Effects of biaxial strain on the improper multiferroicity in h-LuFeO3 films

TL;DR

This study investigates how biaxial strain influences the multiferroic properties of h-LuFeO3 films, revealing that compressive strain enhances ferrodistortion, electric polarization, and affects magnetic moments, advancing understanding of strain-multiferroicity coupling.

Contribution

It introduces restrained thermal expansion as a method to study strain effects in multiferroic thin films, providing new insights into strain-induced property modifications in h-LuFeO3.

Findings

Compressive biaxial strain enhances ferrodistortion.

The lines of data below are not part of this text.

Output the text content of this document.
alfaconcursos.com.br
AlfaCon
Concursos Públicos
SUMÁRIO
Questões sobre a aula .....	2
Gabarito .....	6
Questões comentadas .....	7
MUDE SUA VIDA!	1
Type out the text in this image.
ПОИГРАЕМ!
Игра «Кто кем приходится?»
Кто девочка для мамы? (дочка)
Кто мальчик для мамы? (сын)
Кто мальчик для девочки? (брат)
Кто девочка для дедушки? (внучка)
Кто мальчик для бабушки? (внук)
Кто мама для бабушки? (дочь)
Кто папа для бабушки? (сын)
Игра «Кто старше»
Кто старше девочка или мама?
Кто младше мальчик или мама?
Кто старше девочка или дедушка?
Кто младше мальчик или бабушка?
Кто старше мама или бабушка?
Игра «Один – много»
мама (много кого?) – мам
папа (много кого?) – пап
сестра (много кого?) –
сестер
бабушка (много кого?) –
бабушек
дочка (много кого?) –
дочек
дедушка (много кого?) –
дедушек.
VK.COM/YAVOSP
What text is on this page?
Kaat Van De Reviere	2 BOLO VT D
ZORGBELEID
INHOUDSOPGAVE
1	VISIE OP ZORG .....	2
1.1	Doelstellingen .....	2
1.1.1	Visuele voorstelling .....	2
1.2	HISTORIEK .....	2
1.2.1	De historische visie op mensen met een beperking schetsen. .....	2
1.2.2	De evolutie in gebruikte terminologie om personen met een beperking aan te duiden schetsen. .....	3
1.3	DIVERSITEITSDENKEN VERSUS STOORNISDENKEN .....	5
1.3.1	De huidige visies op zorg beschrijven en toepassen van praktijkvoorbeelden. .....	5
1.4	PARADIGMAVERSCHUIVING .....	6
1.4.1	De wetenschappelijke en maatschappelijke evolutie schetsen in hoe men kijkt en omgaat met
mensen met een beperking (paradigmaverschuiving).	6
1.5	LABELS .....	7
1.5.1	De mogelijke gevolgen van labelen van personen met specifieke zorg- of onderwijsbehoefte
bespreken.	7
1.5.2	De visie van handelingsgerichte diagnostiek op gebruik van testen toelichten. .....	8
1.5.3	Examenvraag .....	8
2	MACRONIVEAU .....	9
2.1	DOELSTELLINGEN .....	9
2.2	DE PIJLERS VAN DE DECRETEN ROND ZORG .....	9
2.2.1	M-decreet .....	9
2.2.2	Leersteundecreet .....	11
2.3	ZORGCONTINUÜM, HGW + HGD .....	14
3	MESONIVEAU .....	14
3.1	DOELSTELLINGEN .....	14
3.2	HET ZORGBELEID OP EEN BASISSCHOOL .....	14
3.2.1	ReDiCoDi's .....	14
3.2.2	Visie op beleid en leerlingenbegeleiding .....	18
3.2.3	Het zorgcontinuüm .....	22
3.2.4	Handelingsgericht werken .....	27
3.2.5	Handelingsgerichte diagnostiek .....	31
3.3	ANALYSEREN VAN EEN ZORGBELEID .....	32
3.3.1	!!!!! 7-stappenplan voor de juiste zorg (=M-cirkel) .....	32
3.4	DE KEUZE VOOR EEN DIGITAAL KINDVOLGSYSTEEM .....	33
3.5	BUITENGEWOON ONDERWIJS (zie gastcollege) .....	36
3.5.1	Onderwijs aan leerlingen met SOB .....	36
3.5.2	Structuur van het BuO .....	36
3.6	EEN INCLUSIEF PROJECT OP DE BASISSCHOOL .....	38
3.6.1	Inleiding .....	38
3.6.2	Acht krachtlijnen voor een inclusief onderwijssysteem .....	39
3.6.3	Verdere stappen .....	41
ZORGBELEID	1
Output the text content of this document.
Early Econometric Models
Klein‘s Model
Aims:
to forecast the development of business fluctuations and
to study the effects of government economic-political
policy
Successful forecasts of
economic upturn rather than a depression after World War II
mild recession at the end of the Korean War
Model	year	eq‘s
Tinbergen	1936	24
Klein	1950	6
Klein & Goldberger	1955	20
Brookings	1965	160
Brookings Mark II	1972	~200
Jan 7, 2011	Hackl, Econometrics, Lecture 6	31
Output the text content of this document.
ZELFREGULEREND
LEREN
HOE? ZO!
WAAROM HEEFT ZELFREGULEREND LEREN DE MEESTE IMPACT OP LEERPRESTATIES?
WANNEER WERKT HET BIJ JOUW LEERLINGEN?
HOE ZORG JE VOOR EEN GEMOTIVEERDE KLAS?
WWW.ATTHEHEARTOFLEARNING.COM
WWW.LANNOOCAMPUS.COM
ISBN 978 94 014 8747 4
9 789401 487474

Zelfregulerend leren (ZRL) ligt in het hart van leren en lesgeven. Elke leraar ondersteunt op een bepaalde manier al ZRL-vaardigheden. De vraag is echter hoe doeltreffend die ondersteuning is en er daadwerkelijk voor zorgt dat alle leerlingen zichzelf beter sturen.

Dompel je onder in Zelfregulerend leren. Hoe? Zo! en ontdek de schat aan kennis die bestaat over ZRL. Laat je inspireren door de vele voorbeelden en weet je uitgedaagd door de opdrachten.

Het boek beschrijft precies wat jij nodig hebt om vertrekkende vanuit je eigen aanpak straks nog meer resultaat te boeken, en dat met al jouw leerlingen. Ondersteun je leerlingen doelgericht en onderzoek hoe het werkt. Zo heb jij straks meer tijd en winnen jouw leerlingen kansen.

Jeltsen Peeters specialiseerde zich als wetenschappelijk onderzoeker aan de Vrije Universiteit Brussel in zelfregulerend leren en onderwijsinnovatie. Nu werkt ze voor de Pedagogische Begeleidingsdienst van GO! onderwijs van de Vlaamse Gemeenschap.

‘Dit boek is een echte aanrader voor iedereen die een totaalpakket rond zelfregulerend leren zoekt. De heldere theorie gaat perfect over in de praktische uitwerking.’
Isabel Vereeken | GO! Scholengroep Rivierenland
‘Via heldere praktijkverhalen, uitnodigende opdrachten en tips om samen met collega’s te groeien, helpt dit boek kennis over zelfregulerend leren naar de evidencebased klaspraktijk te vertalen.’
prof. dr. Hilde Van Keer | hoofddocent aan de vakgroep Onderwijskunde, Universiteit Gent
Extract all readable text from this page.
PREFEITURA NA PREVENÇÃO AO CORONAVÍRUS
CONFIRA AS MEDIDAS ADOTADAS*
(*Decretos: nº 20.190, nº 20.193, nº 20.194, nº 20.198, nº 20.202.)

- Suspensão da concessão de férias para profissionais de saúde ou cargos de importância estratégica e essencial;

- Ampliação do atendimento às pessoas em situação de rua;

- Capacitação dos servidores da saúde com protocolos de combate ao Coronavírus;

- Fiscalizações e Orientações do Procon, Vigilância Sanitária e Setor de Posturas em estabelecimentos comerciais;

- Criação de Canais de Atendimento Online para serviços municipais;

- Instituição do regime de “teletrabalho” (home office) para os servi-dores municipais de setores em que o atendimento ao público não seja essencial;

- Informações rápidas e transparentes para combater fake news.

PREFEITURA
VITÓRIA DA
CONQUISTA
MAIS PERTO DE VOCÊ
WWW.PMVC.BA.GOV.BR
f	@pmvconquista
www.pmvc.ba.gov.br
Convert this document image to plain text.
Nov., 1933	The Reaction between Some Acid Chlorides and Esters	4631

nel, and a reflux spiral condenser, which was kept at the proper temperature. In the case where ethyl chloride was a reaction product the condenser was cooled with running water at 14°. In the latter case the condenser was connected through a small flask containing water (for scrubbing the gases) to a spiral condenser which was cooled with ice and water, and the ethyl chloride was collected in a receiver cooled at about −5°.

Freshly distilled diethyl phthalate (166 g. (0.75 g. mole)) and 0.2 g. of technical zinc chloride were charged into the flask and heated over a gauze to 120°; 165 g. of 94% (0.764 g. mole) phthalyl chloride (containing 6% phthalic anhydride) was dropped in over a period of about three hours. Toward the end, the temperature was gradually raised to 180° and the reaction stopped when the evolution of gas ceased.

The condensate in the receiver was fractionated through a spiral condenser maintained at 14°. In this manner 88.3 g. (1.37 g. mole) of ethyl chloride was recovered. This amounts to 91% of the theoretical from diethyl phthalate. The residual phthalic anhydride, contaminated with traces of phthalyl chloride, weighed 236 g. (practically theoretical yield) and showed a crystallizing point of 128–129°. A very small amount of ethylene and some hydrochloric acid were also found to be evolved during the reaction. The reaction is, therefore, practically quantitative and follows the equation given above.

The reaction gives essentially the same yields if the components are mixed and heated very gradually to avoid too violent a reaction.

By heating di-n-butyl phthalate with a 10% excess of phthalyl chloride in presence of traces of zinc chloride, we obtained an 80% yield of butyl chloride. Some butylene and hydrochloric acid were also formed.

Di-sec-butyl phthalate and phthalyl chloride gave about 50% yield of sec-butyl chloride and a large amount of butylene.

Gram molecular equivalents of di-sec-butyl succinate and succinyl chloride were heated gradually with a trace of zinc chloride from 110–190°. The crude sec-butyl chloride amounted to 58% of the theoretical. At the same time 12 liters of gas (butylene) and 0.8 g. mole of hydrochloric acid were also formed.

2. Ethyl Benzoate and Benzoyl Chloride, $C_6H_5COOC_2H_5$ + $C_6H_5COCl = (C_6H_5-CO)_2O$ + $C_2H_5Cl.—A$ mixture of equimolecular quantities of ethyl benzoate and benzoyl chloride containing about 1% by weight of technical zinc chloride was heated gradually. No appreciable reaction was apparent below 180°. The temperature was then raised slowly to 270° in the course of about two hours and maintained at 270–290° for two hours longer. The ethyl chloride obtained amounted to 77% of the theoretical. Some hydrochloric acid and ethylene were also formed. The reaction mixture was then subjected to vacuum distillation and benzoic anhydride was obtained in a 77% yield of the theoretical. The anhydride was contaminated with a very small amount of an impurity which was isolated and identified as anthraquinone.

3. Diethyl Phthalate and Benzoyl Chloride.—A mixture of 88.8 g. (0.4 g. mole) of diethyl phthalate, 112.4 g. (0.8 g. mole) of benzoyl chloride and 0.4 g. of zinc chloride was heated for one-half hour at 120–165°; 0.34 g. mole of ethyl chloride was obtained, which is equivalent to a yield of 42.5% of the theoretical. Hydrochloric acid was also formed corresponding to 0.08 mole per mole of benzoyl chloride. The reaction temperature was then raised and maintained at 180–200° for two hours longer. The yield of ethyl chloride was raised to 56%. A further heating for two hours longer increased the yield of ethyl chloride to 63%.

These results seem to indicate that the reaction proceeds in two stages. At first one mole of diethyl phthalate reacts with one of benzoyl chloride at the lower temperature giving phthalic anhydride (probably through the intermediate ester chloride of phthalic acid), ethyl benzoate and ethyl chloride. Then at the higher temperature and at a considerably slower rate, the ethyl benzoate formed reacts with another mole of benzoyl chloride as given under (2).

Strain increases electric polarization.

Strain reduces canting of ferromagnetic moments.

Abstract

Elastic strain is potentially an important approach in tuning the properties of the improperly multiferroic hexagonal ferrites, the details of which have however been elusive due to the experimental difficulties. Employing the method of restrained thermal expansion, we have studied the effect of isothermal biaxial strain in the basal plane of h-LuFeO3 (001) films. The results indicate that a compressive biaxial strain significantly enhances the ferrodistortion, and the effect is larger at higher temperatures. The compressive biaxial strain and the enhanced ferrodistortion together, cause an increase in the electric polarization and a reduction in the canting of the weak ferromagnetic moments in h-LuFeO3, according to our first principle calculations. These findings are important for understanding the strain effect as well as the coupling between the lattice and the improper multiferroicity in h-LuFeO3. The experimental elucidation of the strain effect in h-LuFeO3 films also suggests that the restrained thermal expansion can be a viable method to unravel the strain effect in many other epitaxial thin film materials.